Hot take: at the end of the day, privilege is a material, measurable phenomenon. We identify privilege when we identify that the privileged group, taken as a statistical block, experiences a range of particular improved outcomes versus the overall population average.
Whenever I see people talking about whether or not trans men experience male privilege, I see them talking about hypotheticals and anecdotes. "What if a trans man who has had...." or "well this one trans guy I know has said he..." Privilege isn't about a trans man or some trans men. Does the population of trans men experience this?
Pointing at individuals to argue against the disprivilege of groups is nonsensical. Alice Walton is worth US$101 billion; her fortune does not disprove the overall economic subjugation of women. Stephen Hawking was a household name, and remains easily recognizable years after his death; his prominence does not disprove the overall public marginalization and invisibility of disabled people.
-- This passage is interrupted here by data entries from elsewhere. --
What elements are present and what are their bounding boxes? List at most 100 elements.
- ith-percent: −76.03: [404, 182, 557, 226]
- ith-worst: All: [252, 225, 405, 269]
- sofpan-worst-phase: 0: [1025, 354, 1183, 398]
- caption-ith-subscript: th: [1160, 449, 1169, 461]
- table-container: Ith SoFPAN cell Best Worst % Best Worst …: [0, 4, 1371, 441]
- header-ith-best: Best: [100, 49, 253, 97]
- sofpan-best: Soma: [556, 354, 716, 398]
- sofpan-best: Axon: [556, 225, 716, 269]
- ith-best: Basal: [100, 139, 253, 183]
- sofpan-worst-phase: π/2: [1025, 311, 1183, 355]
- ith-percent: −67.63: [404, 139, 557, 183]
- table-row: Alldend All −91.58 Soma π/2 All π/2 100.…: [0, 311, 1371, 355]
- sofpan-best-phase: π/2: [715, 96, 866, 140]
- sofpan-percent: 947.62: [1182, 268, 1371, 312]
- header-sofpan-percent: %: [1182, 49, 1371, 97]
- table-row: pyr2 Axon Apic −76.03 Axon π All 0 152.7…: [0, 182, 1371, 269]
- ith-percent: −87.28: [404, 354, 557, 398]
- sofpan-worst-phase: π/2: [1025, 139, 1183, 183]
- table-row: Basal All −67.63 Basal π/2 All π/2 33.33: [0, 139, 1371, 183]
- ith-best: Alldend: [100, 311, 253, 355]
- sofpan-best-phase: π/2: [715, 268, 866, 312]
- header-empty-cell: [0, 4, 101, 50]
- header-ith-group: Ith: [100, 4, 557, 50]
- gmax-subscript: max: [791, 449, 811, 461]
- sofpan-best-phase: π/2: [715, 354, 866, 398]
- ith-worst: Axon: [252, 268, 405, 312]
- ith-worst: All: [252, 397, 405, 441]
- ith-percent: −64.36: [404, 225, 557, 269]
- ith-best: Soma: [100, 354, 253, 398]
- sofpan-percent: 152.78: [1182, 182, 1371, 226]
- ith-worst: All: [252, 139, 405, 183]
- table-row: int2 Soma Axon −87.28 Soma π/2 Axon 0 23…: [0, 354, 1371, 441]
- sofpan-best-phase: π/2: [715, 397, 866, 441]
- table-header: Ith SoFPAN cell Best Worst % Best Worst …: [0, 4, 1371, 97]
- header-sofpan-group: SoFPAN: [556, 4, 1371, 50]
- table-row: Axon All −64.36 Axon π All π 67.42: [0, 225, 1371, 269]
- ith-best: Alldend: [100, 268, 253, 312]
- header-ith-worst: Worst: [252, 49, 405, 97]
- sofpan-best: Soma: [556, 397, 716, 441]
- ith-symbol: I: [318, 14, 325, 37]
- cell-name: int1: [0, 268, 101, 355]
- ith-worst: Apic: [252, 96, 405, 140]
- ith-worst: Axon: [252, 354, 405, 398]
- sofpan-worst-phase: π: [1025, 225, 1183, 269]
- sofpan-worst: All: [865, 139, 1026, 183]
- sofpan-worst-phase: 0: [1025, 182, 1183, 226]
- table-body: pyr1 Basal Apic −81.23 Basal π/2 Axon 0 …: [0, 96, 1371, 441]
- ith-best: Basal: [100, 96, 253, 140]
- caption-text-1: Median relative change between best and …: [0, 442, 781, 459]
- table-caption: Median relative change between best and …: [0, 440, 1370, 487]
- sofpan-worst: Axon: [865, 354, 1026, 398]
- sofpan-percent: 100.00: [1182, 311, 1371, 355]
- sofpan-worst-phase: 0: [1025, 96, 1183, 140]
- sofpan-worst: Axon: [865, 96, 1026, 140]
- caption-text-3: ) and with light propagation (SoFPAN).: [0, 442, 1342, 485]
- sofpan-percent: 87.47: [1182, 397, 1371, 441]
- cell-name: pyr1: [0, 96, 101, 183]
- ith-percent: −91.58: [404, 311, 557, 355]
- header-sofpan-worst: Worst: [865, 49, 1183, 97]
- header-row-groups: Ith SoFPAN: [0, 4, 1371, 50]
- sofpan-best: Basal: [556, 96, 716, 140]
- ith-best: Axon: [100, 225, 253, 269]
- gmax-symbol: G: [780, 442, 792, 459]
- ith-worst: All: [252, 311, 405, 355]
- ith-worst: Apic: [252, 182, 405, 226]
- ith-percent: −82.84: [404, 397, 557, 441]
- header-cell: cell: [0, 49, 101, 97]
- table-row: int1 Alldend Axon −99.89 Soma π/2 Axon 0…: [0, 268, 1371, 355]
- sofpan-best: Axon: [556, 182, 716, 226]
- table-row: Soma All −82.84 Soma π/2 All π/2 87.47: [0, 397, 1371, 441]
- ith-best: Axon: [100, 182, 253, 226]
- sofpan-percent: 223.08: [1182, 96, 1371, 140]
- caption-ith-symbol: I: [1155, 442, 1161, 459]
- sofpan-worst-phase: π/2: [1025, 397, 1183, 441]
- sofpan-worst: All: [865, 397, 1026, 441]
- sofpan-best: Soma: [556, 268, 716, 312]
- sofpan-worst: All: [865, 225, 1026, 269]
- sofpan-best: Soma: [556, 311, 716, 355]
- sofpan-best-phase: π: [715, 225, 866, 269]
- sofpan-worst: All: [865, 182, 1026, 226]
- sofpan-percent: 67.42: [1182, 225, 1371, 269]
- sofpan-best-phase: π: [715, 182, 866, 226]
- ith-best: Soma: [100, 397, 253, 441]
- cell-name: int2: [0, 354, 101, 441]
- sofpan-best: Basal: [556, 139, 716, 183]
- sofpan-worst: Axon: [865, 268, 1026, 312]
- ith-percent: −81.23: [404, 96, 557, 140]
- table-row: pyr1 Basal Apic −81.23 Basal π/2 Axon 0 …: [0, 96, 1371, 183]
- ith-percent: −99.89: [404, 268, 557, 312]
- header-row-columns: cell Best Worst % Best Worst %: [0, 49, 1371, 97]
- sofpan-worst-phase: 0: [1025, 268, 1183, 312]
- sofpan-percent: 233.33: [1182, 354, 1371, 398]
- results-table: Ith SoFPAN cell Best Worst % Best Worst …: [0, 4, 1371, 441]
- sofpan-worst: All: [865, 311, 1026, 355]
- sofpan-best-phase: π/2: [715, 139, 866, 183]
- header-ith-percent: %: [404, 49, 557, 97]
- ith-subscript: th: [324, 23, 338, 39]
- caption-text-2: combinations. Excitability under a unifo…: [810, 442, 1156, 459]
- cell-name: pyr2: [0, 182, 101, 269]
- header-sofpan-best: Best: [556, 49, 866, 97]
When you're talking privileges, you're talking the concrete aggregate experiences of real people, not the demographic equivalent of a perfectly spherical cow in a vacuum. That's what your hypothetical fully passing trans man who has had all possible surgeries is; he has no inconvenient biology, he has no social ties to his previous life, he has no history, and he ultimately has no material reality. And somehow, he gets treated as though if he can be admitted into the patriarchal class of the privileged, then that must be the ultimate truth of the transmasculine experience.
Perfectly Passing Georg is an outlier and should not have been counted.